Rapport: late abortussen vaak zonder verdoving uitgevoerd

De SGP wil dat de Tweede Kamer zo snel mogelijk in debat gaat over late zwangerschapsafbrekingen waarbij geen verdoving wordt gebruikt. Aanleiding is de nieuwe jaarrapportage van de beoordelingscommissie voor late zwangerschapsafbreking en levensbeëindiging bij pasgeborenen. Staatssecretaris Tielen stuurde het rapport deze week naar de Kamer.
In dat verslag staat een zin die de discussie in één klap op scherp zet. De commissie schrijft dat het haar is “opgevallen dat artsen de foetus bij late zwangerschapsafbreking niet standaard verdoving toedienen” en noemt het “zeer wenselijk” dat dit wél gaat gebeuren. De constatering raakt aan een gevoelig onderwerp: kan een foetus pijn ervaren, en moeten artsen daarom verplicht verdoven?
SGP-Kamerlid Diederik van Dijk noemt de bevinding schokkend. “De wetenschap is glashelder dat de ongeboren kinderen om wie het hier gaat, pijn kunnen ervaren. Alleen de gedachte al dat zij zonder verdoving mogen worden gedood, is intens verdrietig”, zegt hij in een persbericht. Van Dijk vindt het opvallend dat staatssecretaris Tielen in haar begeleidende brief geen enkele verwijzing maakte naar deze aanbeveling.
De commissie beoordeelt jaarlijks of artsen zorgvuldig hebben gehandeld bij late zwangerschapsafbrekingen en bij levensbeëindiging van pasgeborenen.

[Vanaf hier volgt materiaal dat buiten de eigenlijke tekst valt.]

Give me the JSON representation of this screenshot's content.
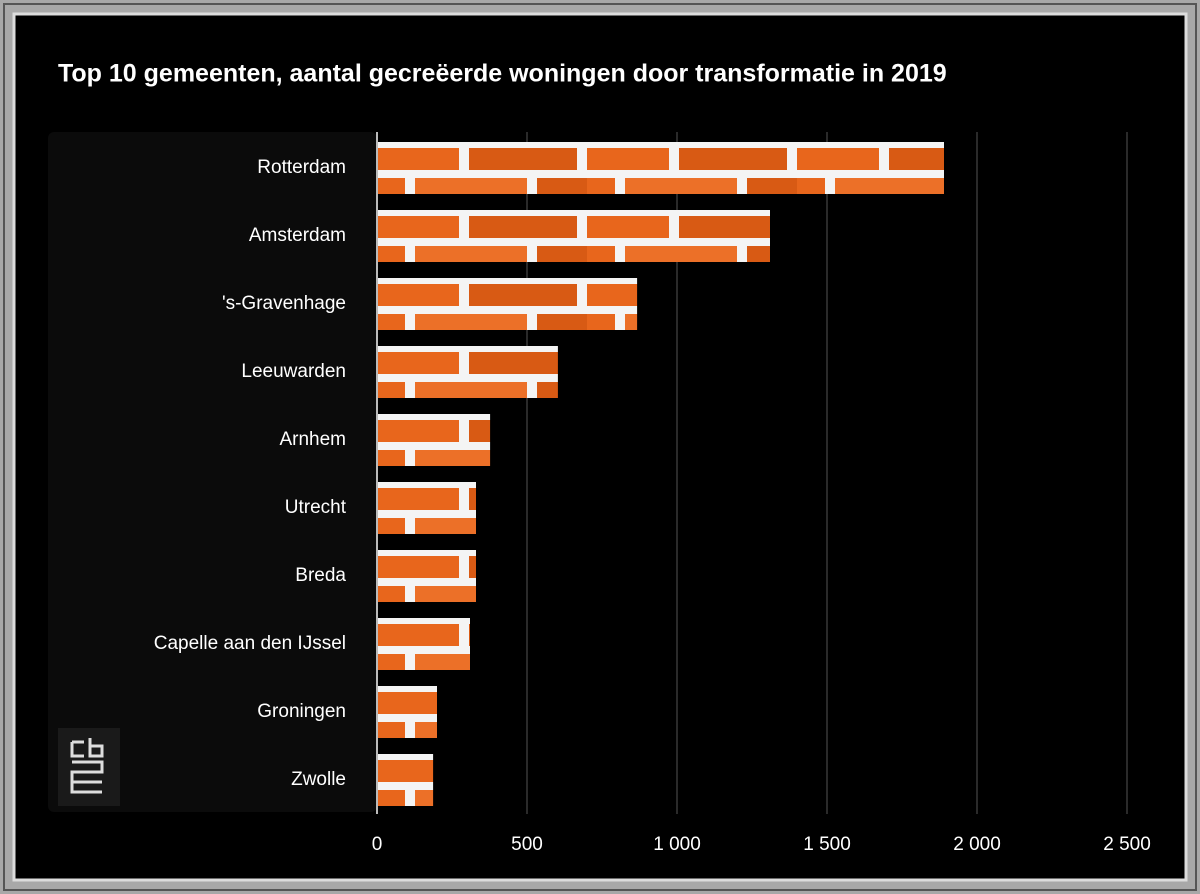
{
  "chart_data": {
    "type": "hbar",
    "title": "Top 10 gemeenten, aantal gecreëerde woningen door transformatie in 2019",
    "categories": [
      "Rotterdam",
      "Amsterdam",
      "'s-Gravenhage",
      "Leeuwarden",
      "Arnhem",
      "Utrecht",
      "Breda",
      "Capelle aan den IJssel",
      "Groningen",
      "Zwolle"
    ],
    "values": [
      1890,
      1310,
      867,
      603,
      377,
      330,
      330,
      310,
      200,
      187
    ],
    "color": "#e8661c",
    "xlim": [
      0,
      2500
    ],
    "xticks": [
      0,
      500,
      {
        "value": 1000,
        "label": "1 000"
      },
      {
        "value": 1500,
        "label": "1 500"
      },
      {
        "value": 2000,
        "label": "2 000"
      },
      {
        "value": 2500,
        "label": "2 500"
      }
    ],
    "grid": true
  }
}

In het rapport staat dat er binnen de beroepsgroep nog geen richtlijn is over het toedienen van foetale verdoving. Toch benadrukt de commissie dat verdoving “zeer gewenst” is om pijn of stress te voorkomen.
Van Dijk vindt dat dit niet langer kan blijven liggen. “Geen enkele late zwangerschapsafbreking mag nog onverdoofd worden uitgevoerd.” Daarnaast pleit hij voor een breder Kamerdebat over abortus. Volgens hem wijzen wetenschappelijke studies erop dat foetussen mogelijk al vóór 24 weken pijn kunnen voelen. “Bij foetale chirurgie wordt uit voorzorg altijd verdoofd, maar bij abortus niet. Dat is onbegrijpelijk.”
De SGP heeft inmiddels schriftelijke vragen ingediend en dringt aan op een debat op korte termijn. De partij wil dat het kabinet reageert op de aanbeveling van de commissie en duidelijk maakt hoe het pijn bij ongeboren kinderen wil voorkomen.
De jaarrapportage laat verder zien dat de commissie in 2024 twee meldingen ontving van late zwangerschapsafbreking. Beide zaken werden als zorgvuldig beoordeeld. Het jaarlijkse aantal blijft daarmee laag en stabiel. Ook wijst de commissie op een belangrijke wijziging: sinds 2024 valt ook levensbeëindiging bij kinderen van één tot twaalf jaar onder de regeling. Voor deze groep zijn echter nog geen vastgelegde zorgvuldigheidseisen in de wet opgenomen. De commissie noemt verdere normontwikkeling noodzakelijk.
Met de nieuwe rapportage komen zowel medische praktijk als politiek opnieuw onder een vergrootglas te liggen. De vraag of een foetus pijn voelt, en welke verantwoordelijkheden artsen en overheid daarbij dragen, lijkt de komende weken centraal te staan in het debat.